Gelinen süreci "terör
bonzaileşti" sözleriyle değerlendiren Emniyet Müdürü Sağlam, PKK/KCK'nın her evden en az bir
Kürt kökenli vatandaşın ölmesini amaçladığını bu yolla Kürt kökenli vatandaşların devlete karşı örgütlenmeye çabalandığını söyledi.
Terör eylemlerinin odağında bulunan Diyarbakır'da 3 yıldır
Emniyet Müdürlüğü yapan Mustafa Sağlam, örgütün
bölge halkı üzerindeki "sinsi" planları konusunda çarpıcı değerlendirmeler yaptı.
PROPAGANDA AĞI VAR
Sağlam, Ali
Gaffar Okkan PMYO'nun çıkarttığı Diyarakademik dergisinde kaleme aldığı makalede, çuvaldızını bu kez devlete batırdı. Şeytanın bile aklına gelmeyecek olaylara
tanık olduklarını belirten Mustafa Sağlam, şunları söyledi:
"Terörü bir avuç çapulcu diyerek küçümsemek yanlış olur.

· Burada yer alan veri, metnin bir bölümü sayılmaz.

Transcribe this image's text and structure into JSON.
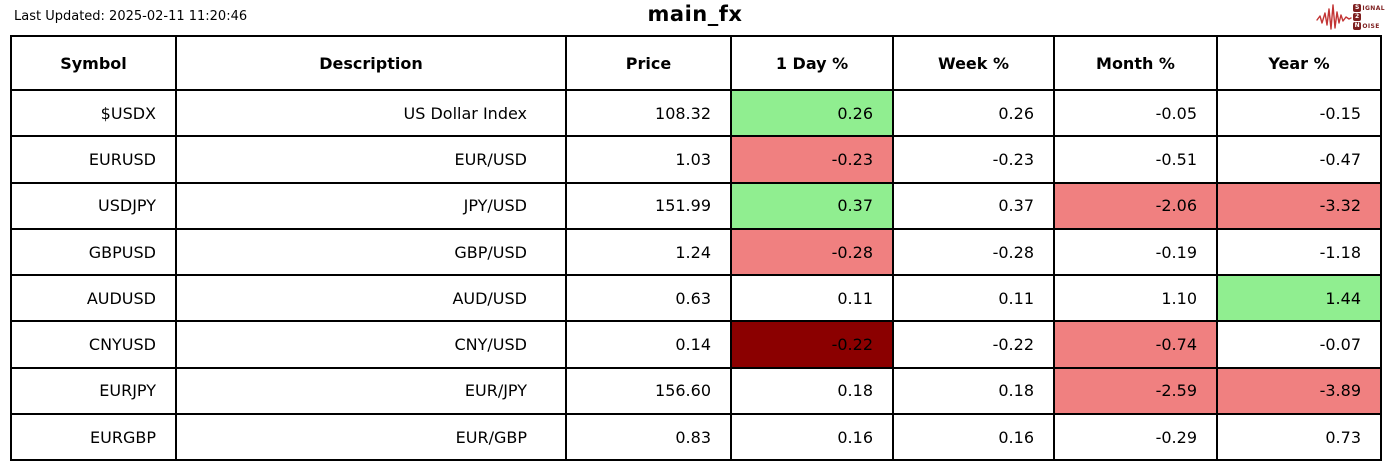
{
  "page": {
    "last_updated": "Last Updated: 2025-02-11 11:20:46",
    "title": "main_fx"
  },
  "logo": {
    "waveform_color": "#c23434",
    "box_color": "#7e1f1f",
    "text_color": "#7e1f1f",
    "lines": [
      {
        "boxed": "S",
        "rest": "IGNAL"
      },
      {
        "boxed": "2",
        "rest": ""
      },
      {
        "boxed": "N",
        "rest": "OISE"
      }
    ]
  },
  "colors": {
    "positive": "#90EE90",
    "negative": "#F08080",
    "strong_negative": "#8B0000"
  },
  "table": {
    "columns": [
      "Symbol",
      "Description",
      "Price",
      "1 Day %",
      "Week %",
      "Month %",
      "Year %"
    ],
    "column_keys": [
      "symbol",
      "description",
      "price",
      "day-pct",
      "week-pct",
      "month-pct",
      "year-pct"
    ],
    "rows": [
      {
        "cells": [
          {
            "v": "$USDX"
          },
          {
            "v": "US Dollar Index"
          },
          {
            "v": "108.32"
          },
          {
            "v": "0.26",
            "bg": "positive"
          },
          {
            "v": "0.26"
          },
          {
            "v": "-0.05"
          },
          {
            "v": "-0.15"
          }
        ]
      },
      {
        "cells": [
          {
            "v": "EURUSD"
          },
          {
            "v": "EUR/USD"
          },
          {
            "v": "1.03"
          },
          {
            "v": "-0.23",
            "bg": "negative"
          },
          {
            "v": "-0.23"
          },
          {
            "v": "-0.51"
          },
          {
            "v": "-0.47"
          }
        ]
      },
      {
        "cells": [
          {
            "v": "USDJPY"
          },
          {
            "v": "JPY/USD"
          },
          {
            "v": "151.99"
          },
          {
            "v": "0.37",
            "bg": "positive"
          },
          {
            "v": "0.37"
          },
          {
            "v": "-2.06",
            "bg": "negative"
          },
          {
            "v": "-3.32",
            "bg": "negative"
          }
        ]
      },
      {
        "cells": [
          {
            "v": "GBPUSD"
          },
          {
            "v": "GBP/USD"
          },
          {
            "v": "1.24"
          },
          {
            "v": "-0.28",
            "bg": "negative"
          },
          {
            "v": "-0.28"
          },
          {
            "v": "-0.19"
          },
          {
            "v": "-1.18"
          }
        ]
      },
      {
        "cells": [
          {
            "v": "AUDUSD"
          },
          {
            "v": "AUD/USD"
          },
          {
            "v": "0.63"
          },
          {
            "v": "0.11"
          },
          {
            "v": "0.11"
          },
          {
            "v": "1.10"
          },
          {
            "v": "1.44",
            "bg": "positive"
          }
        ]
      },
      {
        "cells": [
          {
            "v": "CNYUSD"
          },
          {
            "v": "CNY/USD"
          },
          {
            "v": "0.14"
          },
          {
            "v": "-0.22",
            "bg": "strong_negative"
          },
          {
            "v": "-0.22"
          },
          {
            "v": "-0.74",
            "bg": "negative"
          },
          {
            "v": "-0.07"
          }
        ]
      },
      {
        "cells": [
          {
            "v": "EURJPY"
          },
          {
            "v": "EUR/JPY"
          },
          {
            "v": "156.60"
          },
          {
            "v": "0.18"
          },
          {
            "v": "0.18"
          },
          {
            "v": "-2.59",
            "bg": "negative"
          },
          {
            "v": "-3.89",
            "bg": "negative"
          }
        ]
      },
      {
        "cells": [
          {
            "v": "EURGBP"
          },
          {
            "v": "EUR/GBP"
          },
          {
            "v": "0.83"
          },
          {
            "v": "0.16"
          },
          {
            "v": "0.16"
          },
          {
            "v": "-0.29"
          },
          {
            "v": "0.73"
          }
        ]
      }
    ]
  },
  "chart_data": {
    "type": "table",
    "title": "main_fx",
    "columns": [
      "Symbol",
      "Description",
      "Price",
      "1 Day %",
      "Week %",
      "Month %",
      "Year %"
    ],
    "rows": [
      [
        "$USDX",
        "US Dollar Index",
        108.32,
        0.26,
        0.26,
        -0.05,
        -0.15
      ],
      [
        "EURUSD",
        "EUR/USD",
        1.03,
        -0.23,
        -0.23,
        -0.51,
        -0.47
      ],
      [
        "USDJPY",
        "JPY/USD",
        151.99,
        0.37,
        0.37,
        -2.06,
        -3.32
      ],
      [
        "GBPUSD",
        "GBP/USD",
        1.24,
        -0.28,
        -0.28,
        -0.19,
        -1.18
      ],
      [
        "AUDUSD",
        "AUD/USD",
        0.63,
        0.11,
        0.11,
        1.1,
        1.44
      ],
      [
        "CNYUSD",
        "CNY/USD",
        0.14,
        -0.22,
        -0.22,
        -0.74,
        -0.07
      ],
      [
        "EURJPY",
        "EUR/JPY",
        156.6,
        0.18,
        0.18,
        -2.59,
        -3.89
      ],
      [
        "EURGBP",
        "EUR/GBP",
        0.83,
        0.16,
        0.16,
        -0.29,
        0.73
      ]
    ],
    "highlight_rules": "green=positive move, light red=negative move, dark red=strong negative outlier"
  }
}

Karşımızda rastgele hareket etmeyip, kendi aklıyla değil birçok
yabancı istihbarat servisinin aklıyla hareket eden dünyanın gelmiş geçmiş en büyük suç örgütlerinden biri var.
DERİN ÇETELER İNSANLARI ÖTEKİLEŞTİRMİŞ
Halen yargı süreci devam eden v
e devlet içerisinde çöreklenmiş şebekelerin devleti kullanarak yaptığı yanlış uygulamalar, bölge insanını kendi devletinden uzaklaştırmış. Bunun böyle olması için uğraş sarfetmişler ve başarmışlar. İnsanlar ötekileştirilmiş ve kafalarda ciddi ön yargılar oluşmuş. Oysa ki, buralarda yaşayanlar
Anadolu insanı ve özbeöz bizim insanımız; Kürdü, Zazası ve Alevisi hepsi bizim insanımız.
EN BÜYÜK SORUN CEHALET
Bu bölgenin en büyük problemi cehalet,
yoksulluk ve çarpık yapılaşmadır. İnsan düşman olacaksa bu üç ana unsura düşman olmalı ve bunları çözmeden buralardan çözüm beklemek hayalden öteye gidemez. Bu unsurların yeni suç ve terör örgütlerini ortaya çıkartması kaçınılmaz bir sorundur. Hırsızlık çok, uyuşturucu bir o kadar; terör deseniz zaten bu ortamlar beslenme kaynağı durumunda.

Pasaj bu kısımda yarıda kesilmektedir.